During his trip, Blake met opposition parties, External Affairs Minister G.L Peiris and Defence Secretary Gotabaya Rajapaksa, the president’s brother who was the architect of the LTTE’s defeat.
Blake, and the United States, were at the forefront of Western efforts to get a cease-fire in place to protect the nearly 300,000 civilians the LTTE kept in the war zone as human shields in the final months of the war.
Sri Lanka rejected the call, pointing out that the LTTE had in the past manufactured civilian crises to build pressure for a truce when it was at a military disadvantage, which it in turn used to re-arm to fight again.
The United States and Britain have welcomed the U.N. panel’s work, while fellow U.N. Security Council members China and Russia have criticised it, a similar geopolitical split seen when Sri Lanka fought of the cease-fire calls.
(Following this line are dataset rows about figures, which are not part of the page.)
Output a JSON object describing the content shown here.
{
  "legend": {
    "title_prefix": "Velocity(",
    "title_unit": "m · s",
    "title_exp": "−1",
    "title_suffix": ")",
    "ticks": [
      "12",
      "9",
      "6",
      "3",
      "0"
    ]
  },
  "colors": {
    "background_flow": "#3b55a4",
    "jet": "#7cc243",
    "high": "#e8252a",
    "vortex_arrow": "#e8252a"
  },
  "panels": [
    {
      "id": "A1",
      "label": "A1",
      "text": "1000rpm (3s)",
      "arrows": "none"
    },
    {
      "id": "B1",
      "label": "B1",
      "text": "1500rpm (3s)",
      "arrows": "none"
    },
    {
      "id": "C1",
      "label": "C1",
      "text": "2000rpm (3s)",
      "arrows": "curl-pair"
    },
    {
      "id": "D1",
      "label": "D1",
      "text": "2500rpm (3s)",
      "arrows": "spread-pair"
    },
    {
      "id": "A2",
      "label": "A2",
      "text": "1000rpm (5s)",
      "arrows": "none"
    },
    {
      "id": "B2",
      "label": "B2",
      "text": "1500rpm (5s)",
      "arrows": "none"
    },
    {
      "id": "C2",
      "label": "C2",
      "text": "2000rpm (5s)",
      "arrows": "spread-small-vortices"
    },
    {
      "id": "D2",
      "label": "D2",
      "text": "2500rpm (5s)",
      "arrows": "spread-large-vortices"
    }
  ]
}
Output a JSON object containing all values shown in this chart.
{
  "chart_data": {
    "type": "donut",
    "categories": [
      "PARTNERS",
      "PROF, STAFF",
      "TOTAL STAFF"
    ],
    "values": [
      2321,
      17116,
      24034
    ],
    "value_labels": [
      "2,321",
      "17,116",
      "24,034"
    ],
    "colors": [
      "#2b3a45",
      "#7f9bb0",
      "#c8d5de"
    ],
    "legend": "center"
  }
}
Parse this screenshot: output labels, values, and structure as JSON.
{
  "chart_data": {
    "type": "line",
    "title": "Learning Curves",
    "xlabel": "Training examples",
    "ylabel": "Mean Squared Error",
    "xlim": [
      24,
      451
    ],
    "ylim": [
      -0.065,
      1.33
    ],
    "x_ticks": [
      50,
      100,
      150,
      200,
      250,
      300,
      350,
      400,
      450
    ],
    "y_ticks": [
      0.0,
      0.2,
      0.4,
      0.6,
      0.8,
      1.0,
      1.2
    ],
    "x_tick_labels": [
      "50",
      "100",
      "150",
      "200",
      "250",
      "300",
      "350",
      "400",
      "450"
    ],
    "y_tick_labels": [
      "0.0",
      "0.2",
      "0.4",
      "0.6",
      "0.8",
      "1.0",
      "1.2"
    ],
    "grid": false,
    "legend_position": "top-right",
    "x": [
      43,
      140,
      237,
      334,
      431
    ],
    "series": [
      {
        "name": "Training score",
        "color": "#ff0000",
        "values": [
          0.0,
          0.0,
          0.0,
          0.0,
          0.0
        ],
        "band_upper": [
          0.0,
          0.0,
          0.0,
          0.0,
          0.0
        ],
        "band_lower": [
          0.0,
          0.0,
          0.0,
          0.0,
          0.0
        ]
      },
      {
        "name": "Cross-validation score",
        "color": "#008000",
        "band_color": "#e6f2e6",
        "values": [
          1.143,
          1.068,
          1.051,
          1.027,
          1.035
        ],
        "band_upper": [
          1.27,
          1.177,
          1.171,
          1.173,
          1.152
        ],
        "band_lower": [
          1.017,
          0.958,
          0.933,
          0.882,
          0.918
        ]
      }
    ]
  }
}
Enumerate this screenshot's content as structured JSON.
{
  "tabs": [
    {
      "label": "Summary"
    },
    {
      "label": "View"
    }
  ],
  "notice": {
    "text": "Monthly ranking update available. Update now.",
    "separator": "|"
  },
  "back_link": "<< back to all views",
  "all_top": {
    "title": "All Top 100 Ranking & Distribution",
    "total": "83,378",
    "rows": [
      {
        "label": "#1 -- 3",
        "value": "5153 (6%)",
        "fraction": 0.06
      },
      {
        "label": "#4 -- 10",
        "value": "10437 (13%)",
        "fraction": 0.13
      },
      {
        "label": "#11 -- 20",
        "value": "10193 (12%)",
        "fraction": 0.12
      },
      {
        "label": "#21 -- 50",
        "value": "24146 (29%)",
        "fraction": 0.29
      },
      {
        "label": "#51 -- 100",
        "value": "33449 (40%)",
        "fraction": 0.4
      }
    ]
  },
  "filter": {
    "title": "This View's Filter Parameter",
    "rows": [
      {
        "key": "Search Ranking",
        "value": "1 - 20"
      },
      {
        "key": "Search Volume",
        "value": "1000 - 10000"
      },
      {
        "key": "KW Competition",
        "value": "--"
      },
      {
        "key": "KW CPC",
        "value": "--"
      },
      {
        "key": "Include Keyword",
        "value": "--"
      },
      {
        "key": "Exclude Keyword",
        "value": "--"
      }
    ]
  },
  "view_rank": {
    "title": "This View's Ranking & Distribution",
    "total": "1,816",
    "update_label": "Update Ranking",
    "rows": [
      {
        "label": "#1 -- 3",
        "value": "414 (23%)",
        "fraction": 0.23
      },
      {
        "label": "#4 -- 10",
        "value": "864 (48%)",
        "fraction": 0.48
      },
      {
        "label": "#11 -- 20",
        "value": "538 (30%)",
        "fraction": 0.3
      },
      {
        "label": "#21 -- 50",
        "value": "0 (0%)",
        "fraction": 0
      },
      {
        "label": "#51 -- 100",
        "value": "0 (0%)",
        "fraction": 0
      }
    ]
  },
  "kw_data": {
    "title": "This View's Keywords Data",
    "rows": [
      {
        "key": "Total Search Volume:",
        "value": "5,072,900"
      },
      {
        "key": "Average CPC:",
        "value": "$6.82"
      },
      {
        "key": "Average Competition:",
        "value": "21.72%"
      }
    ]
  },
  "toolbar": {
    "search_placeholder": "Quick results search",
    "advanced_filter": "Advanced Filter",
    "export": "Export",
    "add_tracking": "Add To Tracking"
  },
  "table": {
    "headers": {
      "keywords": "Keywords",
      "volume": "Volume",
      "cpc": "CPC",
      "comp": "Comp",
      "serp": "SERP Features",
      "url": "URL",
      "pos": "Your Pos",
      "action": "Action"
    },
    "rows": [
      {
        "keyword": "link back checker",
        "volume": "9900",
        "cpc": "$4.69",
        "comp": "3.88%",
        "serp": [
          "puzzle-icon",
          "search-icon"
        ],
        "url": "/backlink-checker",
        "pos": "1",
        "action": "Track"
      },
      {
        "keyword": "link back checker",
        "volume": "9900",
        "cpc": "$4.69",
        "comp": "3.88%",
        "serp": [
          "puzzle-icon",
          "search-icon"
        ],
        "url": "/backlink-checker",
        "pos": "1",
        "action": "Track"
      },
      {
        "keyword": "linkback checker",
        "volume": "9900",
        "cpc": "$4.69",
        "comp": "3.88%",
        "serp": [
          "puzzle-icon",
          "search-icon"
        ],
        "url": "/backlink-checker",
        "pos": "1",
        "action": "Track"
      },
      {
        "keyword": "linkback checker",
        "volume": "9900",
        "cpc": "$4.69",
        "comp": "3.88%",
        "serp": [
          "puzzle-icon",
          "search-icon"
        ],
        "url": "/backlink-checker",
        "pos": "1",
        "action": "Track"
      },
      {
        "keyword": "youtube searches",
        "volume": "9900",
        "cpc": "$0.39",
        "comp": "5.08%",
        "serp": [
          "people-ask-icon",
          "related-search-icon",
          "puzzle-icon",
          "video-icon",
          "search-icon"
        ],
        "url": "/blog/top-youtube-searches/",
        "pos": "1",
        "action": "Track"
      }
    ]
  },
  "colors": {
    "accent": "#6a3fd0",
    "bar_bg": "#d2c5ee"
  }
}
Blake praised the efforts of Sri Lanka’s Lessons Learned and Reconciliation Commission (LLRC), which has yet to present its findings. Sri Lanka has blasted Ban’s panel for trying to pre-empt the LLRC’s work and implementation of its findings.
The U.N.-appointed panel said the LLRC, like all other Sri Lankan commissions of inquiry created since the first of three violently suppressed insurgencies broke out in 1971, did not meet international standards and would not produce results.